Migration policing experiments such as boat turn-backs and offshore refugee processing have been criticised as unlawful and have been characterised as exceptional. Policing Undocumented Migrants explores the extraordinarily routine, powerful, and above all lawful practices engaged in policing status within state territory. This book reveals how the everyday violence of migration law is activated by making people ‘illegal’. It explains how undocumented migrants are marginalised through the broad discretion underpinning existing frameworks of legal responsibility for migration policing.
Drawing on interviews with people with lived experience of undocumented status within Australia, perspectives from advocates, detailed analysis of legislation, case law and policy, this book provides an in-depth account of the experiences and legal regulation of undocumented migrants within Australia. Case studies of street policing, immigration raids, transitions in legal status such as release from immigration detention, and character based visa determination challenge conventional binaries in migration analysis between the citizen and non-citizen and between lawful and unlawful status. By showing the organised and central role of discretionary legal authority in policing status, this book proposes a new perspective through which responsibility for migration legal practices can be better understood and evaluated.

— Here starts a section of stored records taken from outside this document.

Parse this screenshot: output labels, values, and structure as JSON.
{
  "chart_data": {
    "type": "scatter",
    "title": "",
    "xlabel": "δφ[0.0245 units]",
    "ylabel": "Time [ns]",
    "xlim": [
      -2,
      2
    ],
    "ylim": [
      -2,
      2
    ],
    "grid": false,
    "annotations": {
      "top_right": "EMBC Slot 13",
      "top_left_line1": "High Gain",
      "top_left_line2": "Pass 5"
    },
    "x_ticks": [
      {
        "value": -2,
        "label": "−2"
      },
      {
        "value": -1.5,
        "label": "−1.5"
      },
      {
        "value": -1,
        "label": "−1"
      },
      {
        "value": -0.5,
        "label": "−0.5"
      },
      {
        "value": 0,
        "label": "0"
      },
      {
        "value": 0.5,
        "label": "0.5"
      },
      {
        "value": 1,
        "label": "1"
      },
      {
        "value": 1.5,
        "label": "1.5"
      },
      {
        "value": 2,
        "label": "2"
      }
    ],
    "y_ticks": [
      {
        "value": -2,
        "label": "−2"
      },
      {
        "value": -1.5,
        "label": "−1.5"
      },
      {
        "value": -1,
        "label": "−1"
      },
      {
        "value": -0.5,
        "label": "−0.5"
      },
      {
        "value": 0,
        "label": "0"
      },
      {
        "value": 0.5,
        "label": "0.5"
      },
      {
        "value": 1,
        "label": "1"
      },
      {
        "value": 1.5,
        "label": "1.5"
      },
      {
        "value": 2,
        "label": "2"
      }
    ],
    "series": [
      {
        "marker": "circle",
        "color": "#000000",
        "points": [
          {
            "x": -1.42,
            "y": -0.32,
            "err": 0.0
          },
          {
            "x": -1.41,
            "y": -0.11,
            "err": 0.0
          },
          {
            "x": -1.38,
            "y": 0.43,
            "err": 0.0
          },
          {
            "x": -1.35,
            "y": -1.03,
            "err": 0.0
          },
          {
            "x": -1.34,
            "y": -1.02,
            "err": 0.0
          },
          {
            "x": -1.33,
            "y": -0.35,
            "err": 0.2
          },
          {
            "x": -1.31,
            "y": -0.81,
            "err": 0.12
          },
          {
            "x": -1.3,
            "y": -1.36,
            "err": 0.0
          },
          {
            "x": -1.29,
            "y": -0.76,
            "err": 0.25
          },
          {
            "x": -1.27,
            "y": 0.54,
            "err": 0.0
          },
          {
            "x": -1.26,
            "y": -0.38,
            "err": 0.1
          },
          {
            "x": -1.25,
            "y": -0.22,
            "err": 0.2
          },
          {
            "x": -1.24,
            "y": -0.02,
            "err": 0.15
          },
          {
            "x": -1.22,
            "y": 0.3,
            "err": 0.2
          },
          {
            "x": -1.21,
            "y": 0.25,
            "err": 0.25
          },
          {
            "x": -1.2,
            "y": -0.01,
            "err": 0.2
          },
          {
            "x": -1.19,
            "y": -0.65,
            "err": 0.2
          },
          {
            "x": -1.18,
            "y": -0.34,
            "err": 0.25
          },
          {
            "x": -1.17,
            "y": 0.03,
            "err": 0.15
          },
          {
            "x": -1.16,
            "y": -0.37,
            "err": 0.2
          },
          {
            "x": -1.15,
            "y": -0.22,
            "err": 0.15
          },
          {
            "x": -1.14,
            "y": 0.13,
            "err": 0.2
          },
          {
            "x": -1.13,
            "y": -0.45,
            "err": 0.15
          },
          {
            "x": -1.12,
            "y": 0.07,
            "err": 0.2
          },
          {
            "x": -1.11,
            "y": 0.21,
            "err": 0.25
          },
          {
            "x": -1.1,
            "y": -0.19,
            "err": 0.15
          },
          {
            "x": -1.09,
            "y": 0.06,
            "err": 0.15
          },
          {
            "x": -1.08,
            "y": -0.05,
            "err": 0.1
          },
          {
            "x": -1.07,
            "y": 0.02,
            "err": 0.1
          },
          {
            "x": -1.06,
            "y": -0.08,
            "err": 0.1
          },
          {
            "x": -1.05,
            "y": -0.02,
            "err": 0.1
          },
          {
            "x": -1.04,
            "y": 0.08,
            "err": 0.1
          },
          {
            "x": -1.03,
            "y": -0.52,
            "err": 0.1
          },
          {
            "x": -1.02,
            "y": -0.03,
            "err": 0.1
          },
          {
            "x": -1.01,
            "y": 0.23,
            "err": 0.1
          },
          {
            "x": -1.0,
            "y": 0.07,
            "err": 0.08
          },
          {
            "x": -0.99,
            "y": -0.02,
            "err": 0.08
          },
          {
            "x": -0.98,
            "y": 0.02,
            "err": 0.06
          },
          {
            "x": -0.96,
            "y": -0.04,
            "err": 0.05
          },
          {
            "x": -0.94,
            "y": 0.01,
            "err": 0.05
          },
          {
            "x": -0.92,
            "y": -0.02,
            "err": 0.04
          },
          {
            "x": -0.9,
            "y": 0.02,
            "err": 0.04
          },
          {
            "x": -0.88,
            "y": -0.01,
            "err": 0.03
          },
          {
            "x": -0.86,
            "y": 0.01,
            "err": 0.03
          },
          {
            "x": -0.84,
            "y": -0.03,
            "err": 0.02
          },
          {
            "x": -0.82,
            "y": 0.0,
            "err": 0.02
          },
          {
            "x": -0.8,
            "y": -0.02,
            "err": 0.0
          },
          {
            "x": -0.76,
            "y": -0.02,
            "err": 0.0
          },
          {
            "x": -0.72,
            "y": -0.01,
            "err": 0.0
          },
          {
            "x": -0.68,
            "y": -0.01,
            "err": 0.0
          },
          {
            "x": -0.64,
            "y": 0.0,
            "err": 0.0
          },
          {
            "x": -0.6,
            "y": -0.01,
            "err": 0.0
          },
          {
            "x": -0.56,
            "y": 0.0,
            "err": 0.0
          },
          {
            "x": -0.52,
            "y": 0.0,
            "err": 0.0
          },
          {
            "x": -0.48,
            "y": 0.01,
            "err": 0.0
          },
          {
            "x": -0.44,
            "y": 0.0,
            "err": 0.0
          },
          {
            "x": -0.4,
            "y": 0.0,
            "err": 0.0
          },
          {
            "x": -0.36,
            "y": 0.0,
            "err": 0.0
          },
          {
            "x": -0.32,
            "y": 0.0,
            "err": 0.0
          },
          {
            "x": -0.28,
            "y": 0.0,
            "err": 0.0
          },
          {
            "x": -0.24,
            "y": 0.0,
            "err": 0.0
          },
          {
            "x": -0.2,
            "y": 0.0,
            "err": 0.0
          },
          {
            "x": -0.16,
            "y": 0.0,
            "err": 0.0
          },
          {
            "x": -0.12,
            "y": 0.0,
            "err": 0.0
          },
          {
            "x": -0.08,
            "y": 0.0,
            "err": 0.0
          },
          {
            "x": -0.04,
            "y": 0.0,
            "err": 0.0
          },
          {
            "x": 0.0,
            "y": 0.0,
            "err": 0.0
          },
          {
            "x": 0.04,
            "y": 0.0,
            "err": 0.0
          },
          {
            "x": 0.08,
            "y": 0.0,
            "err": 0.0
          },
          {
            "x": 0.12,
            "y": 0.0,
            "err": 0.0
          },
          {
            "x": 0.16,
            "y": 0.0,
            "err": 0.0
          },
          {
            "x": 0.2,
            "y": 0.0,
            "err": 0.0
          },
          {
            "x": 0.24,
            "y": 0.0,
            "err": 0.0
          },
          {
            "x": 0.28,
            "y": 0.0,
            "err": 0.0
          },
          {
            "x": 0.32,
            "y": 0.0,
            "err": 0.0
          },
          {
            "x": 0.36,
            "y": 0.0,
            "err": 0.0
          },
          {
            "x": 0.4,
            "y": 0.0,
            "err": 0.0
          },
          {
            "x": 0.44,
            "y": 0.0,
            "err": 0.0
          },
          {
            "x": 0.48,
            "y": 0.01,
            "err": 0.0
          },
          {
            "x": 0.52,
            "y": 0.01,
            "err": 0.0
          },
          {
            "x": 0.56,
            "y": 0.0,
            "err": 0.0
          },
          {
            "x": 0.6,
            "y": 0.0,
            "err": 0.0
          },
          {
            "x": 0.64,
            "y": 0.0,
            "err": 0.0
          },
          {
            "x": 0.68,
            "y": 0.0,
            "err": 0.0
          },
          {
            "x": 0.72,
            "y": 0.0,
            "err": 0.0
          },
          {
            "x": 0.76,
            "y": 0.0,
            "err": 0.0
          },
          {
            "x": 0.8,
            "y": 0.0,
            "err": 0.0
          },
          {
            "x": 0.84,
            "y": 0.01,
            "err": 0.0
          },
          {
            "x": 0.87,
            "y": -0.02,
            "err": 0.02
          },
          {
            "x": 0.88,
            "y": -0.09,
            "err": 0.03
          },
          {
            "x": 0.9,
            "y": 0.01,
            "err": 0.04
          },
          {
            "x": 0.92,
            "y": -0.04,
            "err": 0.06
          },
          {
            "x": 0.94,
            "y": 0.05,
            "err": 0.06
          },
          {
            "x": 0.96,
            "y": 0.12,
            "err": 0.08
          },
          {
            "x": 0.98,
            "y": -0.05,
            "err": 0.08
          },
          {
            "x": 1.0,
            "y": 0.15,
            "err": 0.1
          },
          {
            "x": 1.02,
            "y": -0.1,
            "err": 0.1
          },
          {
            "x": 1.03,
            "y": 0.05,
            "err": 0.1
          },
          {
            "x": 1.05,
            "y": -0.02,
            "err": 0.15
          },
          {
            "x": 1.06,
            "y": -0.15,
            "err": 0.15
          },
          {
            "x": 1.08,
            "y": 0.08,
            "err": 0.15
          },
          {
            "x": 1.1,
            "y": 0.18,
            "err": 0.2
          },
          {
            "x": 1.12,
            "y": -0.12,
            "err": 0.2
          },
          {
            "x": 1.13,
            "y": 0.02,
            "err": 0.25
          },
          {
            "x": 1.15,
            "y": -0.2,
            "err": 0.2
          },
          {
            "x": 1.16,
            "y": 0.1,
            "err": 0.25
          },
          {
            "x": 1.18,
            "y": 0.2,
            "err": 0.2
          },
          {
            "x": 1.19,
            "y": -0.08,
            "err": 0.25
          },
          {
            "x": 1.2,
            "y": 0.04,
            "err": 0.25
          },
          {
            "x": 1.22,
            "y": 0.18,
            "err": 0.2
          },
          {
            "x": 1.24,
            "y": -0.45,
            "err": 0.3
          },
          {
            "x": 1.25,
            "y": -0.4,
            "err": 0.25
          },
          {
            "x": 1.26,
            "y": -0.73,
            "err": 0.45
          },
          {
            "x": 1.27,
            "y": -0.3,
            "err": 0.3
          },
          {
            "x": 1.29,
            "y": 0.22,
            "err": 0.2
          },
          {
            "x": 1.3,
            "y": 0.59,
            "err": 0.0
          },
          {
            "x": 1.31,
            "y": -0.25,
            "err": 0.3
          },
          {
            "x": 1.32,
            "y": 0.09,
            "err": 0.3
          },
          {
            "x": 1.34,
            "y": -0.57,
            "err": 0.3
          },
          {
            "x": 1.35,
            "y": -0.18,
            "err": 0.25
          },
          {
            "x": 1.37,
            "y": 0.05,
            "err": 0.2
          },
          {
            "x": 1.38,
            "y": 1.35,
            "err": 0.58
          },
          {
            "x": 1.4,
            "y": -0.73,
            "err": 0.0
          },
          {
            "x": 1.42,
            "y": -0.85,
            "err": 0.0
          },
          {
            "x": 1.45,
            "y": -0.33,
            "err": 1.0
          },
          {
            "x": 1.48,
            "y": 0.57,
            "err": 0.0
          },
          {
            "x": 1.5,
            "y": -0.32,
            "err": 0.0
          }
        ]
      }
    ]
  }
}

Policing Undocumented Migrants will be of interest to scholars and practitioners working in the areas of criminology, criminal law, immigration law and border studies.
Table of Contents
List of abbreviations
Introduction: migrant illegality in legal records
1 Borders of responsibility
2 ‘You’re just kidnapped’: immigration ‘arrests’ and detention
3 Raids, searches and rapid removals
4 ‘Mums’, ‘mafia’ and ‘ransom money’: release from immigration detention
5 Profiling bad character
Conclusion: ‘the umbrella of legality’
Louise Boon-Kuo is a Lecturer at the University of Sydney Law School. Louise researches in the areas of border policing, race and criminal justice.